28 janv. 2008

Quelques réflexions et enseignements sur la Société Générale.

C'est ma banque tout de même !
J'ai laissé passer la semaine pour voir un peu toutes les opinions divergentes, en particulier ceux qui connaissent tout sur tout et qui sont interviewés en 1er et se trompent 3 fois sur 4. Je tire juste les principales conclusions suivantes de cette affaire.

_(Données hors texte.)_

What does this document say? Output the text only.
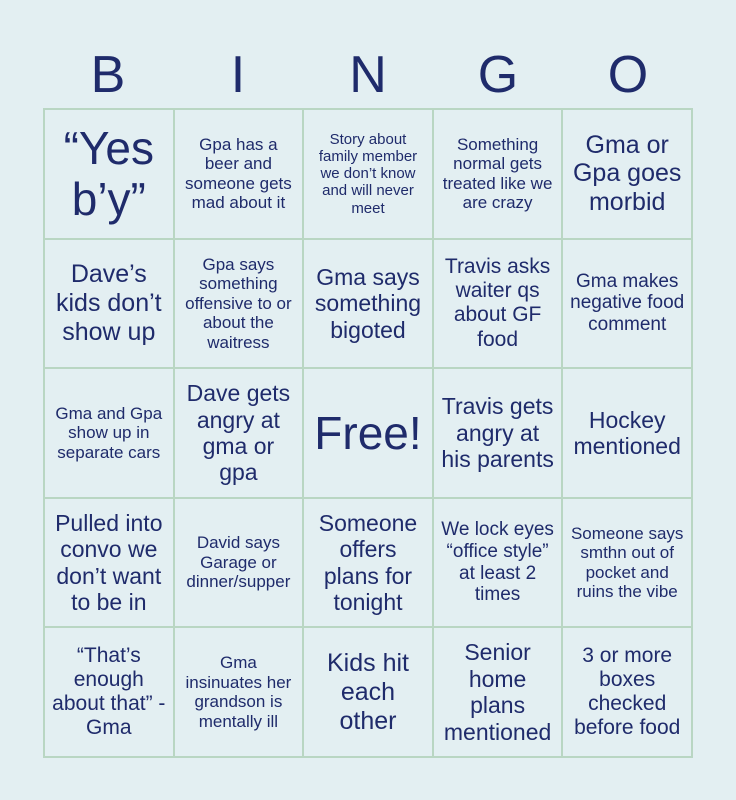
B	I	N	G	O
“Yes b’y”
Gpa has a beer and someone gets mad about it
Story about family member we don’t know and will never meet
Something normal gets treated like we are crazy
Gma or Gpa goes morbid
Dave’s kids don’t show up
Gpa says something offensive to or about the waitress
Gma says something bigoted
Travis asks waiter qs about GF food
Gma makes negative food comment
Gma and Gpa show up in separate cars
Dave gets angry at gma or gpa
Free!
Travis gets angry at his parents
Hockey mentioned
Pulled into convo we don’t want to be in
David says Garage or dinner/supper
Someone offers plans for tonight
We lock eyes “office style” at least 2 times
Someone says smthn out of pocket and ruins the vibe
“That’s enough about that” -Gma
Gma insinuates her grandson is mentally ill
Kids hit each other
Senior home plans mentioned
3 or more boxes checked before food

1) La 1ère est totalement évidente et devrait faire l'unanimité: Les patrons des grandes entreprises françaises sont indéboulonnables, quelques soient l'énormité de leurs erreurs. Ils n'ont de plus en général pas l'honneur d'assumer leurs erreurs en démissionnant (sans accepter le repêchage de leur CA s'entend).
Cette réalité devient éclatante lors des crises: On l'avait déjà vu dans le passé avec les ex dirigeants de France Telecom et de Vivendi, dont il a fallu attendre la quasi faillite et cessation de paiement pour les débarquer. On le voit encore tous les jours à Alcatel, et maintenant à un degré certe moindre à la Société Générale.
Attention: Je ne dis pas qu'ils sont mauvais. Ce sont au contraire en général d'excellents gestionnaires, de vrais génies dans ce domaine. Le problème est qu'on leur demande des décisions stratégiques, donc de la stratégie et non pas de la gestion (ce ne sont pas les directeurs financiers).
Or ceux ci ont commis de grossières erreurs stratégiques qui se voient d'autant plus à la 1ère période de crise.. Ce ne serait pas vraiment un problème car la stratégie c'est prévoir, et prévoir c'est se tromper. Cela deviendrait un problème si on persistait dans l'erreur.
Le vrai problème vient d'une politique de formation conduisant en France à des castes élitistes, de personnes certes très intelligentes et compétentes, mais à qui on a bourré le crâne durant des années qu'ils étaient l'élite ... Avec malheureusement pour beaucoup d'entre eux la certitude de ne jamais se tromper avec des comportements du coup absurde d'entêtement face aux erreurs (par exemple la politique d'entreprise sans usine d'Alcatel, donne des résultats catastrophiques par rapport à ses concurrents depuis plus de 15 ans...).
Dans notre cas, la stratégie impulsée a permis de propulser la Société Générale comme un géant mondial du secteur, mais en privilégiant la croissance au détriment des risques. Il suffit de lire la presse anglo-saxonne, fustigeant les contrôles peu stricts des activités de trading du Crédit agricole et de la Société générale (en particulier la volonté d'indépendance et de refus de hiérarchie farouches des traders de ces 2 banques, impossible outre manche). A ce titre leur hiérarchie, ne pouvant nier être au courant de ces contrôles trop légers que toute la place financière montrait du doigt, est 100% responsable des risques engendrés par ce manque de contrôle et donc des dérapages qui ont suivi.
On est bien loin de la loi d'airain du capitalisme américain qui sanctionne immédiatement les fautes faisant perdre de l'argent aux actionnaires. Et là, on en fait perdre un paquet.
C'est en France le problème le plus grave. Les 3 autres conclusions ci dessous peuvent faire l'objet de résolutions rapides, ou bien les problèmes sont plus anecdotiques.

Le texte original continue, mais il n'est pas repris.